Ülkemiz İçin Petrolün Önemi ve Mevcut Durum
ÜLKEMİZ İÇİN PETROLÜN ÖNEMİ VE MEVCUT DURUM
Son yıllarda enerji kaynakları içerisinde petrolün giderek önemini kaybedeceği yönündeki tartışmalar ağırlık kazanmıştır. Alternatif enerji kaynaklarının varlığı ile petrol rezervlerinin hızla tükenmesi, bu iddianın dayanaklarını oluşturmaktadır. Ancak, gerek alternatif enerji kaynaklarının yeterince ekonomik hale gelmemiş olması gerek de yeni yatırımlarla birlikte yeni petrol rezervlerinin keşfedilmeye devam etmesi, petrolün bir stratejik ürün olarak öneminin azalmasını engellemektedir.
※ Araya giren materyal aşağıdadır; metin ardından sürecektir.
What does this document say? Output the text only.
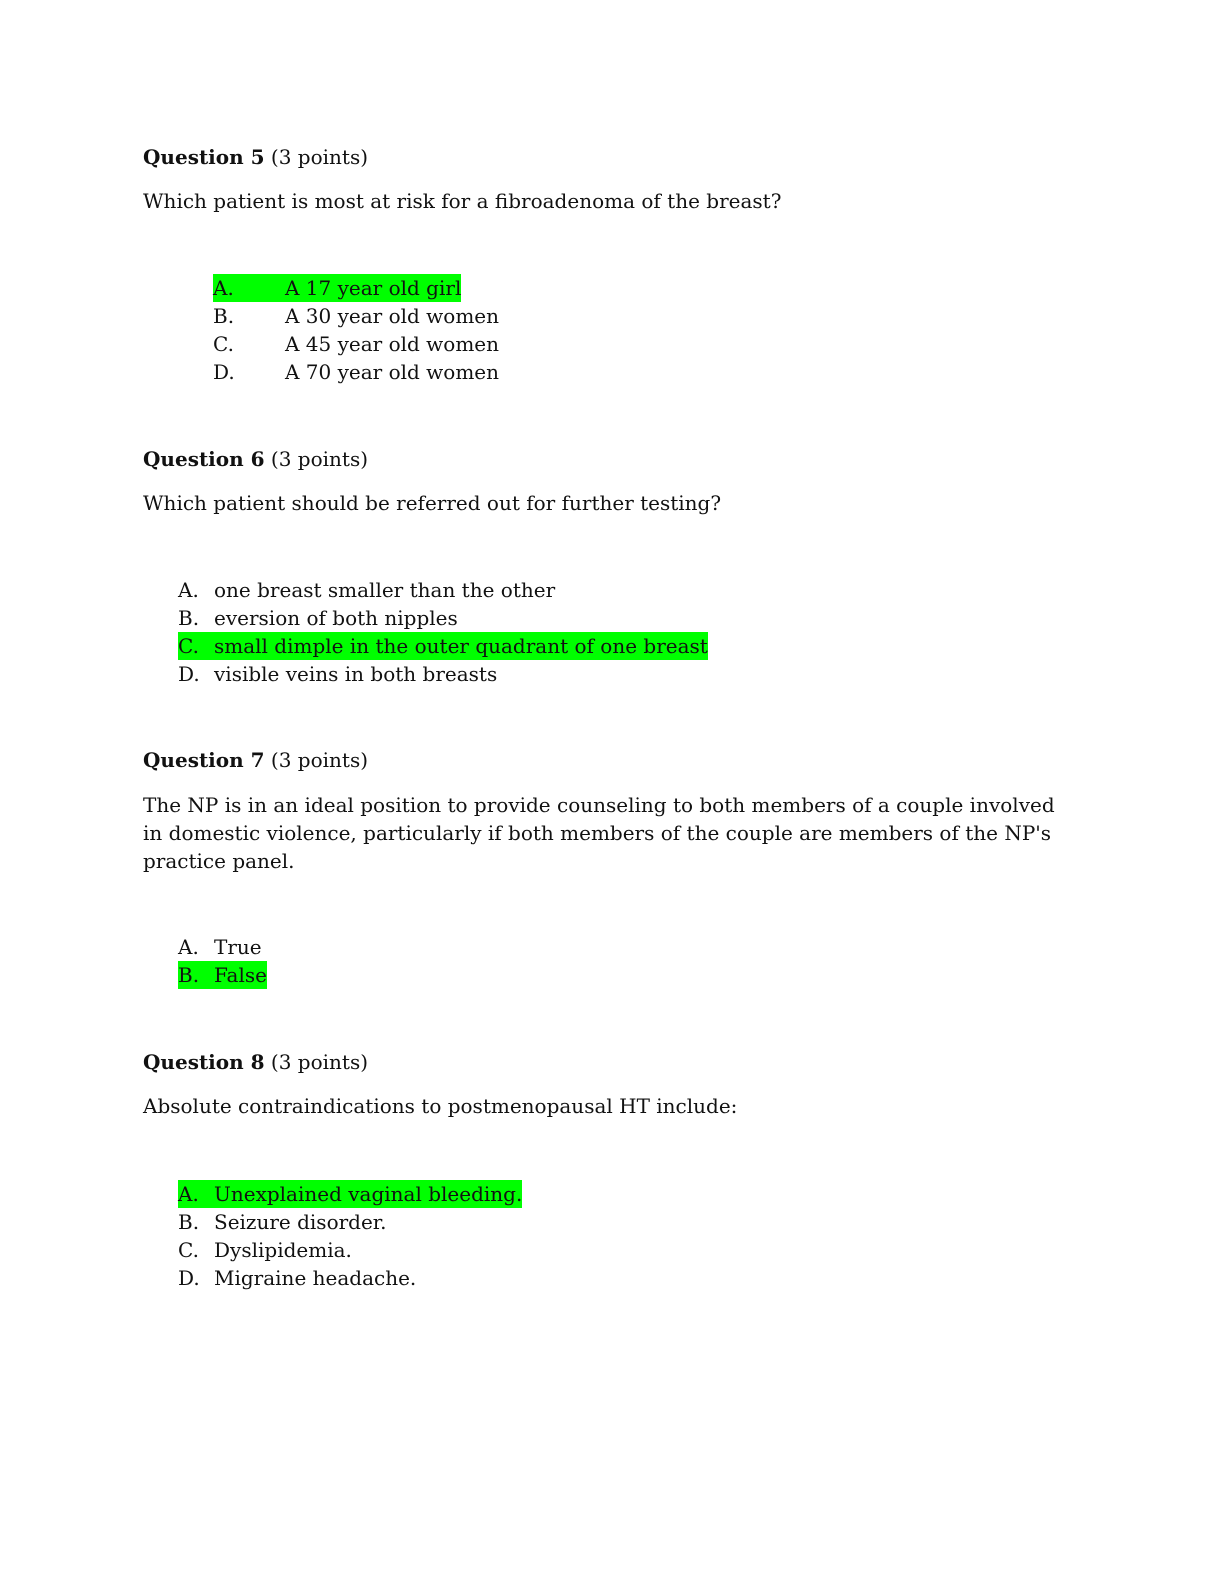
Question 5 (3 points)
Which patient is most at risk for a fibroadenoma of the breast?
A.	A 17 year old girl
B.	A 30 year old women
C.	A 45 year old women
D.	A 70 year old women
Question 6 (3 points)
Which patient should be referred out for further testing?
A. one breast smaller than the other
B. eversion of both nipples
C. small dimple in the outer quadrant of one breast
D. visible veins in both breasts
Question 7 (3 points)
The NP is in an ideal position to provide counseling to both members of a couple involved
in domestic violence, particularly if both members of the couple are members of the NP's
practice panel.
A. True
B. False
Question 8 (3 points)
Absolute contraindications to postmenopausal HT include:
A. Unexplained vaginal bleeding.
B. Seizure disorder.
C. Dyslipidemia.
D. Migraine headache.
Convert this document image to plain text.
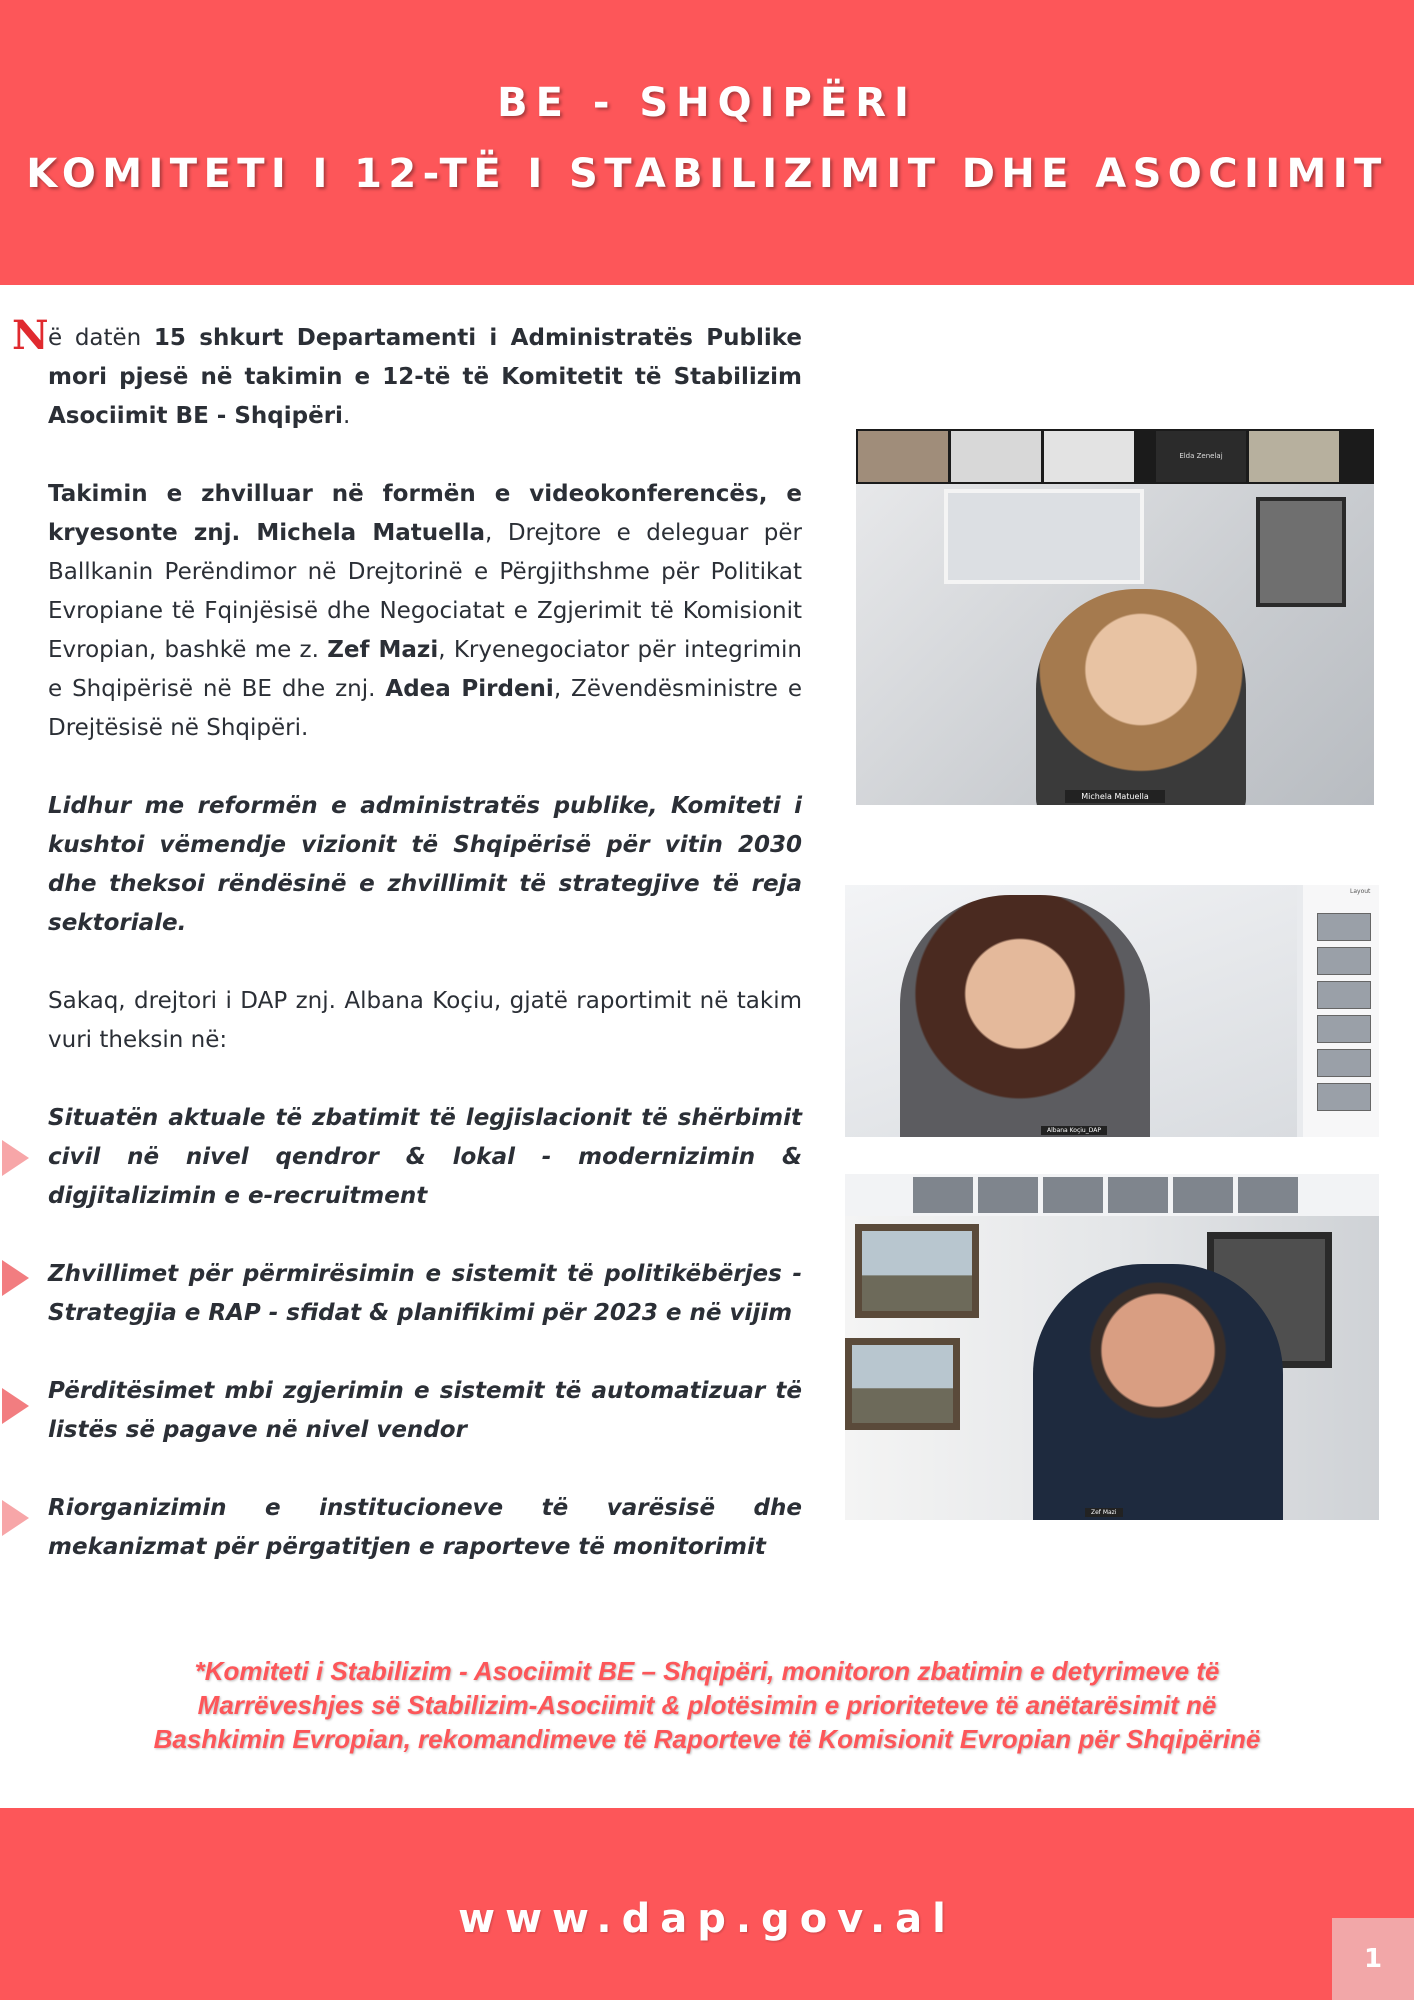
BE - SHQIPËRI
KOMITETI I 12-TË I STABILIZIMIT DHE ASOCIIMIT
N ë datën 15 shkurt Departamenti i Administratës Publike mori pjesë në takimin e 12-të të Komitetit të Stabilizim Asociimit BE - Shqipëri.

Takimin e zhvilluar në formën e videokonferencës, e kryesonte znj. Michela Matuella, Drejtore e deleguar për Ballkanin Perëndimor në Drejtorinë e Përgjithshme për Politikat Evropiane të Fqinjësisë dhe Negociatat e Zgjerimit të Komisionit Evropian, bashkë me z. Zef Mazi, Kryenegociator për integrimin e Shqipërisë në BE dhe znj. Adea Pirdeni, Zëvendësministre e Drejtësisë në Shqipëri.

Lidhur me reformën e administratës publike, Komiteti i kushtoi vëmendje vizionit të Shqipërisë për vitin 2030 dhe theksoi rëndësinë e zhvillimit të strategjive të reja sektoriale.

Sakaq, drejtori i DAP znj. Albana Koçiu, gjatë raportimit në takim vuri theksin në:

Situatën aktuale të zbatimit të legjislacionit të shërbimit civil në nivel qendror & lokal - modernizimin & digjitalizimin e e-recruitment

Zhvillimet për përmirësimin e sistemit të politikëbërjes - Strategjia e RAP - sfidat & planifikimi për 2023 e në vijim

Përditësimet mbi zgjerimin e sistemit të automatizuar të listës së pagave në nivel vendor

Riorganizimin e institucioneve të varësisë dhe mekanizmat për përgatitjen e raporteve të monitorimit

Elda Zenelaj
Michela Matuella
Layout
Albana Koçiu_DAP
Zef Mazi
*Komiteti i Stabilizim - Asociimit BE – Shqipëri, monitoron zbatimin e detyrimeve të
Marrëveshjes së Stabilizim-Asociimit & plotësimin e prioriteteve të anëtarësimit në
Bashkimin Evropian, rekomandimeve të Raporteve të Komisionit Evropian për Shqipërinë
www.dap.gov.al
1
Petrol; üzeri geçirimsiz kayalarla (kil gibi) örtülü, kumtaşı gibi gözenekli rezervuar kaya içerisinde gerekli jeolojik yapıların (kapan) gelişmesi ile yeraltında belli yerlerde kapanlanabilmektedir. Ülkemizin komşu coğrafyasında dünya toplam petrol rezervlerinin % 65‘i bulunmasına, toplam dünya üretiminin ise % 41‘inin yapılmasına karşılık, ülkemiz petrol açısından komşu İran, Irak ve Suriye kadar zengin değildir. Bu durum, ülkemizdeki jeolojik yapının farklılığından kaynaklanmaktadır. Yani ülkemizde İran, Suriye ve Irak‘ta olduğu gibi büyük ölçekte ve ekonomik petrol rezervleri bulunmamaktadır. Ancak, ülkemizde yeterli düzeyde arama faaliyeti yapılmadığı da bilinen bir gerçektir. 1934 yılından 2011 yılı başına kadar 3932 adet kuyu delinerek 7.348.676 metre sondaj gerçekleştirilmiştir. Dünyada bu sayıda kuyunun, aylarla ifade edilecek kadar kısa sürede açılabildiği düşünülürse, Türkiye‘de açılan kuyu sayısının yetersizliği ortaya çıkmaktadır. Denizlerimizde ise son yıllarda artmakla birlikte açılan kuyu sayısı son derece azdır. Bu durum denizlerimizin neredeyse hiç aranmadığını göstermektedir.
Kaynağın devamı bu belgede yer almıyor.